Sentence Structure

In the last chapter, I explained how you can sue your main accent (based on setting) for dialogue and sub accent (any accent different than your own) for descriptions. Your descriptions flow hand in hand with sentence structure. 

For example, you wouldn't say "Atlas got up fast. He ran to the car. He opened the door and drove off quickly." You want to make it more exciting. Even if it's a mild filler sentence, it always has a place and room for improvement: "Atlas dashed out the door and into the car. Slamming the gas he sped away." Both sentences mean the same thing, but a reader is much more likely to feel something with the second one. In this case, we condensed 3 sentences into two. Again, I digress, quality over quantity.

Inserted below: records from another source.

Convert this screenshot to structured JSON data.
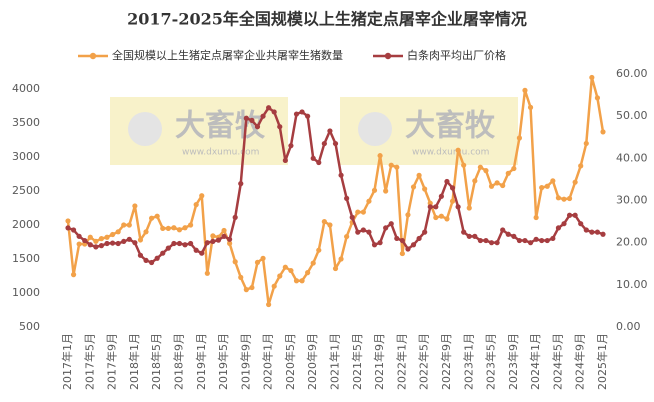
{
  "chart_data": {
    "type": "line",
    "title": "2017-2025年全国规模以上生猪定点屠宰企业屠宰情况",
    "watermark": {
      "text": "大畜牧",
      "url": "www.dxumu.com"
    },
    "categories": [
      "2017年1月",
      null,
      null,
      null,
      "2017年5月",
      null,
      null,
      null,
      "2017年9月",
      null,
      null,
      null,
      "2018年1月",
      null,
      null,
      null,
      "2018年5月",
      null,
      null,
      null,
      "2018年9月",
      null,
      null,
      null,
      "2019年1月",
      null,
      null,
      null,
      "2019年5月",
      null,
      null,
      null,
      "2019年9月",
      null,
      null,
      null,
      "2020年1月",
      null,
      null,
      null,
      "2020年5月",
      null,
      null,
      null,
      "2020年9月",
      null,
      null,
      null,
      "2021年1月",
      null,
      null,
      null,
      "2021年5月",
      null,
      null,
      null,
      "2021年9月",
      null,
      null,
      null,
      "2022年1月",
      null,
      null,
      null,
      "2022年5月",
      null,
      null,
      null,
      "2022年9月",
      null,
      null,
      null,
      "2023年1月",
      null,
      null,
      null,
      "2023年5月",
      null,
      null,
      null,
      "2023年9月",
      null,
      null,
      null,
      "2024年1月",
      null,
      null,
      null,
      "2024年5月",
      null,
      null,
      null,
      "2024年9月",
      null,
      null,
      null,
      "2025年1月"
    ],
    "series": [
      {
        "name": "全国规模以上生猪定点屠宰企业共屠宰生猪数量",
        "color": "#f2a149",
        "axis": "y",
        "values": [
          2060,
          1270,
          1720,
          1720,
          1820,
          1760,
          1800,
          1820,
          1860,
          1900,
          2000,
          2000,
          2280,
          1780,
          1900,
          2100,
          2130,
          1950,
          1950,
          1960,
          1930,
          1960,
          2000,
          2300,
          2430,
          1290,
          1840,
          1820,
          1920,
          1730,
          1460,
          1230,
          1050,
          1080,
          1450,
          1510,
          830,
          1100,
          1250,
          1380,
          1330,
          1180,
          1180,
          1300,
          1440,
          1630,
          2050,
          2000,
          1360,
          1500,
          1830,
          2040,
          2190,
          2190,
          2350,
          2510,
          3020,
          2500,
          2880,
          2850,
          1580,
          2150,
          2560,
          2730,
          2530,
          2320,
          2110,
          2130,
          2090,
          2350,
          3100,
          2880,
          2250,
          2650,
          2850,
          2800,
          2570,
          2620,
          2580,
          2760,
          2830,
          3280,
          3980,
          3730,
          2110,
          2550,
          2570,
          2650,
          2400,
          2380,
          2390,
          2630,
          2870,
          3200,
          4170,
          3870,
          3370
        ]
      },
      {
        "name": "白条肉平均出厂价格",
        "color": "#a63d40",
        "axis": "y2",
        "values": [
          23.5,
          23,
          21.5,
          20.5,
          19.5,
          19,
          19.3,
          19.8,
          19.9,
          19.8,
          20.3,
          20.8,
          20,
          17,
          15.8,
          15.3,
          16.3,
          17.5,
          18.7,
          19.8,
          19.8,
          19.5,
          19.8,
          18.2,
          17.5,
          20,
          20.3,
          20.6,
          21.5,
          20.8,
          26,
          34,
          49.5,
          49,
          47.5,
          50,
          52,
          51,
          47.5,
          39.5,
          43,
          50.5,
          51,
          50,
          40,
          39,
          43.5,
          46.5,
          43.5,
          36,
          30.5,
          26,
          22.5,
          23,
          22.5,
          19.5,
          20,
          23.5,
          24.5,
          21,
          20.5,
          18.5,
          19.5,
          21,
          22.5,
          28.5,
          28.5,
          31,
          34.5,
          33,
          28.5,
          22.5,
          21.5,
          21.5,
          20.5,
          20.5,
          20,
          20,
          23,
          22,
          21.5,
          20.5,
          20.5,
          20,
          20.8,
          20.5,
          20.5,
          21,
          23.5,
          24.5,
          26.5,
          26.5,
          24.5,
          23,
          22.5,
          22.5,
          22
        ]
      }
    ],
    "ylim": [
      500,
      4221
    ],
    "yticks": [
      500,
      1000,
      1500,
      2000,
      2500,
      3000,
      3500,
      4000
    ],
    "y2lim": [
      0,
      60
    ],
    "y2ticks": [
      {
        "value": 0,
        "label": "0.00"
      },
      {
        "value": 10,
        "label": "10.00"
      },
      {
        "value": 20,
        "label": "20.00"
      },
      {
        "value": 30,
        "label": "30.00"
      },
      {
        "value": 40,
        "label": "40.00"
      },
      {
        "value": 50,
        "label": "50.00"
      },
      {
        "value": 60,
        "label": "60.00"
      }
    ]
  }
}
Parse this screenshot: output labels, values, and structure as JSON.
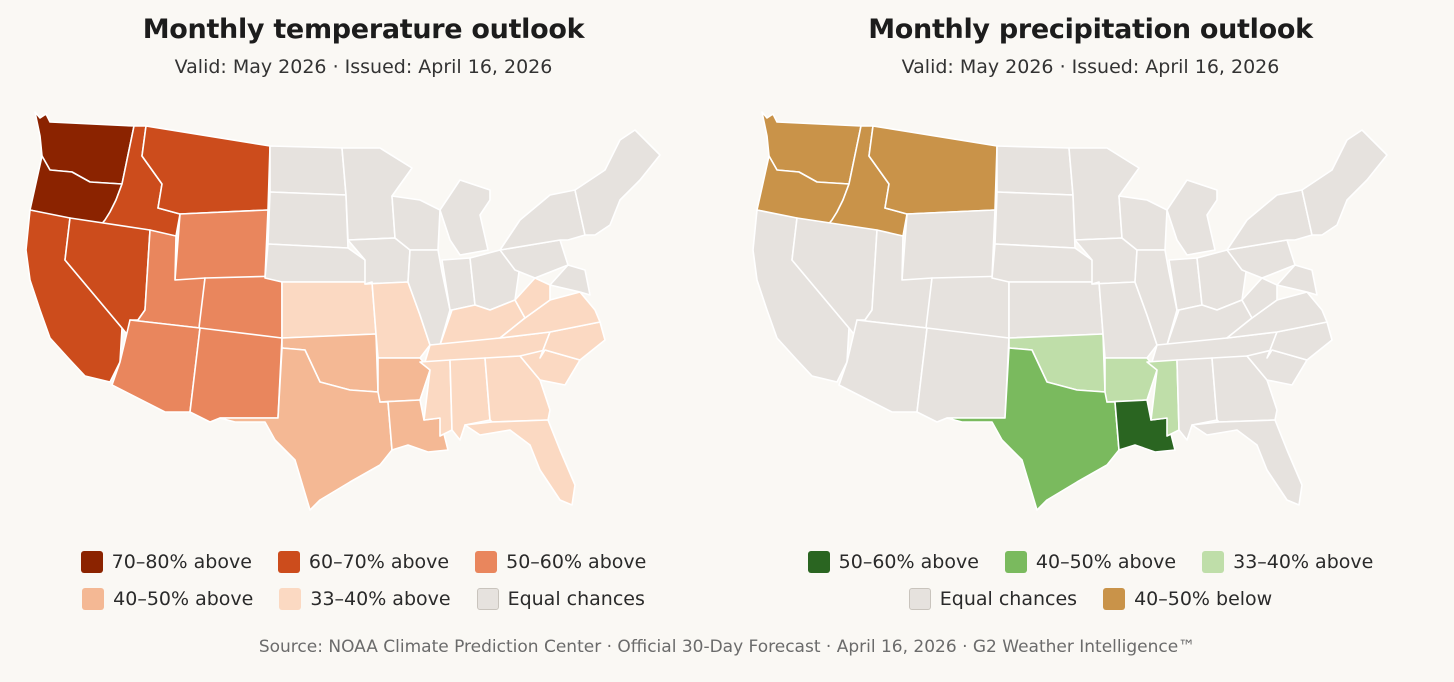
{
  "colors": {
    "t70_80": "#8b2300",
    "t60_70": "#cc4c1c",
    "t50_60": "#e9865d",
    "t40_50": "#f4b894",
    "t33_40": "#fbd9c2",
    "equal": "#e6e2de",
    "p50_60_above": "#2a6521",
    "p40_50_above": "#7aba5e",
    "p33_40_above": "#bfdea9",
    "p40_50_below": "#c99349"
  },
  "temperature": {
    "title": "Monthly temperature outlook",
    "subtitle": "Valid: May 2026 · Issued: April 16, 2026",
    "legend_row1": [
      "70–80% above",
      "60–70% above",
      "50–60% above"
    ],
    "legend_row2": [
      "40–50% above",
      "33–40% above",
      "Equal chances"
    ]
  },
  "precipitation": {
    "title": "Monthly precipitation outlook",
    "subtitle": "Valid: May 2026 · Issued: April 16, 2026",
    "legend_row1": [
      "50–60% above",
      "40–50% above",
      "33–40% above"
    ],
    "legend_row2": [
      "Equal chances",
      "40–50% below"
    ]
  },
  "source": "Source: NOAA Climate Prediction Center · Official 30-Day Forecast · April 16, 2026 · G2 Weather Intelligence™",
  "states": {
    "WA": {
      "temp": "t70_80",
      "precip": "p40_50_below"
    },
    "OR": {
      "temp": "t70_80",
      "precip": "p40_50_below"
    },
    "ID": {
      "temp": "t60_70",
      "precip": "p40_50_below"
    },
    "MT": {
      "temp": "t60_70",
      "precip": "p40_50_below"
    },
    "CA": {
      "temp": "t60_70",
      "precip": "equal"
    },
    "NV": {
      "temp": "t60_70",
      "precip": "equal"
    },
    "WY": {
      "temp": "t50_60",
      "precip": "equal"
    },
    "UT": {
      "temp": "t50_60",
      "precip": "equal"
    },
    "CO": {
      "temp": "t50_60",
      "precip": "equal"
    },
    "AZ": {
      "temp": "t50_60",
      "precip": "equal"
    },
    "NM": {
      "temp": "t50_60",
      "precip": "equal"
    },
    "TX": {
      "temp": "t40_50",
      "precip": "p40_50_above"
    },
    "OK": {
      "temp": "t40_50",
      "precip": "p33_40_above"
    },
    "AR": {
      "temp": "t40_50",
      "precip": "p33_40_above"
    },
    "LA": {
      "temp": "t40_50",
      "precip": "p50_60_above"
    },
    "MS": {
      "temp": "t33_40",
      "precip": "p33_40_above"
    },
    "KS": {
      "temp": "t33_40",
      "precip": "equal"
    },
    "MO": {
      "temp": "t33_40",
      "precip": "equal"
    },
    "KY": {
      "temp": "t33_40",
      "precip": "equal"
    },
    "TN": {
      "temp": "t33_40",
      "precip": "equal"
    },
    "AL": {
      "temp": "t33_40",
      "precip": "equal"
    },
    "GA": {
      "temp": "t33_40",
      "precip": "equal"
    },
    "FL": {
      "temp": "t33_40",
      "precip": "equal"
    },
    "SC": {
      "temp": "t33_40",
      "precip": "equal"
    },
    "NC": {
      "temp": "t33_40",
      "precip": "equal"
    },
    "VA": {
      "temp": "t33_40",
      "precip": "equal"
    },
    "WV": {
      "temp": "t33_40",
      "precip": "equal"
    },
    "ND": {
      "temp": "equal",
      "precip": "equal"
    },
    "SD": {
      "temp": "equal",
      "precip": "equal"
    },
    "NE": {
      "temp": "equal",
      "precip": "equal"
    },
    "MN": {
      "temp": "equal",
      "precip": "equal"
    },
    "IA": {
      "temp": "equal",
      "precip": "equal"
    },
    "WI": {
      "temp": "equal",
      "precip": "equal"
    },
    "IL": {
      "temp": "equal",
      "precip": "equal"
    },
    "MI": {
      "temp": "equal",
      "precip": "equal"
    },
    "IN": {
      "temp": "equal",
      "precip": "equal"
    },
    "OH": {
      "temp": "equal",
      "precip": "equal"
    },
    "PA": {
      "temp": "equal",
      "precip": "equal"
    },
    "NY": {
      "temp": "equal",
      "precip": "equal"
    },
    "NE_STATES": {
      "temp": "equal",
      "precip": "equal"
    },
    "MIDATL": {
      "temp": "equal",
      "precip": "equal"
    }
  }
}
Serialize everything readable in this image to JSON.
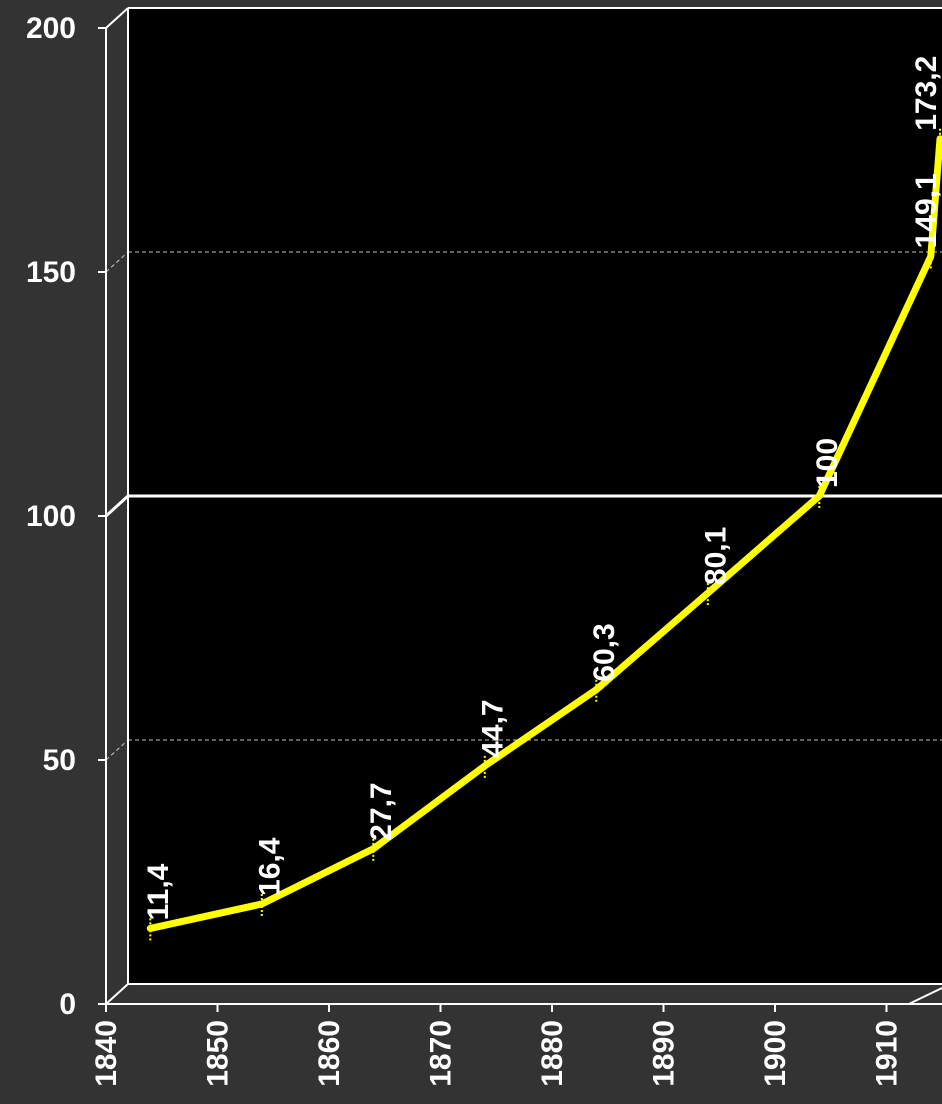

 The sentence structure can also be determined by the pace of your description. In my short story 'The Hope of the Resistance', my character is running to warn her loved ones that they are about to fight. At the start, I would not want long sentences. I would use short sentences to convey that she is in a hurry and out of breath. For example: "My heart was pounding. My blood thrummed. I have to warn them; they are coming." vs "I could feel my heart beating rapidly inside my chest. My blood was thrumming through my veins. I had to warn them that they were coming." The first one gives the reader a rushed feeling rather than a long lazy description of her bodily functions.

This is not to say that long descriptions are bad. They can be good if used in the right scenarios, but it's all about context. Don't use short sentences for a sentimental moment. Using my aforementioned short story again, I have a scene where the mother is telling her daughter goodbye and doesn't know if she will ever see her again. My initial response was to rush this because they were in trouble. Upon further inspection and with a tip from my aunt, (Kristi Anne Hunter- author of the Hawthorne House Series) I reevaluated the scene.

The reevaluation looked like this: "I looked at my beautiful daughter. We hugged tightly. I watched as she disappeared in the crowd" vs "I looked at my beautiful daughter. I felt tears well in my eyes as we squeezed each other tight, too scared to let go. We parted much to fast and my heart ached as I watched her disappear into the crowd."

Note: these are not word for word my story contents, but more or less paraphrased versions to get my point across.

Descriptions can be one of the hardest things for a writer to grasp, so I hope this helps someone to harness their own 'accent' and create something lovely.